Fin février, le club comptait une quarantaine de licenciés, une dizaine de moins que la saison dernière. Une perte due « aux déménagements de deux familles fidèles du TGK » regrette Patrick Boudou. Composée majoritairement de jeunes pratiquants (60 % d’adhérents ont entre 4 et 15 ans) et d’adultes (40 % ont plus de 18 ans), le club se caractérise par un enseignement shotokan traditionnel. La pédagogie dispensée ? Elle se décline sur la base de la « confiance, de l’expertise et de la patience » résume Marie-France Desconnet. Venue au karaté en 2003 par l’intermédiaire de ses enfants – « Je voulais simplement partager une activité avec eux » – cette 1er dan de 58 ans, secrétaire générale au sein du bureau directeur et très investie (elle possède un diplôme fédéral), vante en effet l’empathie des deux professeurs.
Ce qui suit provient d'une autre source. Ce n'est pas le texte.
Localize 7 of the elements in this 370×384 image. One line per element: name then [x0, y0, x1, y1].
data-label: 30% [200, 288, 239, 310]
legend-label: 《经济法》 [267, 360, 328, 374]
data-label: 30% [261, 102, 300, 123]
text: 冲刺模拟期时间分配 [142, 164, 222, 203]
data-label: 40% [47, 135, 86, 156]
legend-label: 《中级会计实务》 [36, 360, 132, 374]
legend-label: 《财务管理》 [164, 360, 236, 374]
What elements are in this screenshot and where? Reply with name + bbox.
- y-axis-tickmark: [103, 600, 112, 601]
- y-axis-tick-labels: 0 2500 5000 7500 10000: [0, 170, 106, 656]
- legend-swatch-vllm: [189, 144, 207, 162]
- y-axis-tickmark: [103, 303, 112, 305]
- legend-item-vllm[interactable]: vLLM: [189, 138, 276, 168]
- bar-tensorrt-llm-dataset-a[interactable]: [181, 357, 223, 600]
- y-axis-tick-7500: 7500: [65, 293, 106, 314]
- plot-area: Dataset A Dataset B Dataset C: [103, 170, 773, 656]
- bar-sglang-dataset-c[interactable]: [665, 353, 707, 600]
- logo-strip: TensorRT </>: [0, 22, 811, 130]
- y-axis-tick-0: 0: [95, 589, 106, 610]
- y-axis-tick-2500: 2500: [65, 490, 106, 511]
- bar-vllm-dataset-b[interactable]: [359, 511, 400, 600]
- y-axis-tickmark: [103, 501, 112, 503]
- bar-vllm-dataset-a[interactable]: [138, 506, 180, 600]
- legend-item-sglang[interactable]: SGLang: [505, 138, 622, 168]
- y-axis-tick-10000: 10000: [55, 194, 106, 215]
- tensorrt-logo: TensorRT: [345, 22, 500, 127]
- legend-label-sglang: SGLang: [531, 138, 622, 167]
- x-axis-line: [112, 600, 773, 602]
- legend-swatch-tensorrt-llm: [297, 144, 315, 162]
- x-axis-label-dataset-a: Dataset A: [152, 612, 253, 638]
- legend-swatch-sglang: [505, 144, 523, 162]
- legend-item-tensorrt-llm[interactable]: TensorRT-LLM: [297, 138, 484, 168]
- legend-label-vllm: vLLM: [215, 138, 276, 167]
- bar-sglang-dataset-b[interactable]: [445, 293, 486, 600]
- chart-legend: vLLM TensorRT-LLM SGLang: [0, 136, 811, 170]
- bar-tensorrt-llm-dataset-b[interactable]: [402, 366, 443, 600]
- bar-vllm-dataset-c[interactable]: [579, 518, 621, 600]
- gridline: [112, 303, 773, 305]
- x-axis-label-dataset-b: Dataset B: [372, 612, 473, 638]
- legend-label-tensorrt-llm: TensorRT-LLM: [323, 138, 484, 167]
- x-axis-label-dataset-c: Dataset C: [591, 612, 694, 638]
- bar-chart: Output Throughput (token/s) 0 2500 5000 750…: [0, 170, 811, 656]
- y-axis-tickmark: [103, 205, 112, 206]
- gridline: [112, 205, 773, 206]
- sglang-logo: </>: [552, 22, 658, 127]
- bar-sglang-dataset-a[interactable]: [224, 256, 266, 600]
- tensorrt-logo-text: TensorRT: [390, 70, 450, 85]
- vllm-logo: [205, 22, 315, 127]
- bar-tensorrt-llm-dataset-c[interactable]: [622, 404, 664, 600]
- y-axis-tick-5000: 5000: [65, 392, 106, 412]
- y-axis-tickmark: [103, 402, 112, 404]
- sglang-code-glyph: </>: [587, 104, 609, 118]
Jean-François Lagarde, qui s’occupe des cours enfants, débit apaisant et argumentaire structuré, décline ainsi son discours de la méthode : « Rien n’est grave et tout s’apprend, tels sont les leitmotivs qui guident mon enseignement. La mise en confiance des pratiquants est fondamentale pour progresser. Pour cela, je m’adapte au public présent en essayant d’individualiser les conseils. Ce qui est tout à fait possible puisque, sur le cours des 6-9 ans j’ai, heureusement ou malheureusement, une dizaine d’enfants ». La compétition ? Clairement pas une priorité pour le club. « Je n’ai pas de regret sur ce point, analyse Jean-François Lagarde. Je pense que les enfants doivent appréhender la compétition comme un plaisir et pas une contrainte. Si une ou deux compétitions leur sont suffisantes dans la saison, alors soit. » L’essentiel ? « Véhiculer des valeurs de citoyenneté et d’exigence. Car le karaté est d’abord un combat – symbolique, physique, moral – contre soi-même », ajoute Patrick Boudou qui s’occupe, lui, de la dizaine d’adultes présents deux fois par semaine.

Préparation aux grades
Deux professeurs également réputés pour leur expertise au niveau de la préparation des grades.
En effet, le TGK accueille très régulièrement des karatékas de clubs du département souhaitant bénéficier des conseils avisés et des corrections de posture. C’est le cas de Vincent Berger, 60 ans, licencié au KC Lourdais, venu prendre conseil il y a deux ans pour préparer le 1er dan : « Jean-François et Patrick ont cette réputation depuis longtemps. Du coup, je me suis rendu au TGK à la fois pour les entraînements et la préparation au grade supérieur. J’y ai trouvé des professeurs très au fait des dernières exigences requises pour l’épreuve mais aussi très pointus au niveau technique. Ils vous apprennent l’historique de chaque geste, le contextualisent pour lui donner du sens. Ce qui m’a permis de mieux comprendre comment et quand rendre plus pertinent chaque geste choisi dans mes démonstrations. »
« C’est vrai qu’un certain nombre de professeurs nous envoient leurs élèves, sourit Jean-François Lagarde. Notre discours est simple en apparence, mais cela demande un gros de travail de fond : il faut donner au jury le sentiment que ce que vous démontrez a été travaillé. L’improvisation n’est pas de mise et il ne faut jamais en garder sous le pied. » Exigence, toujours.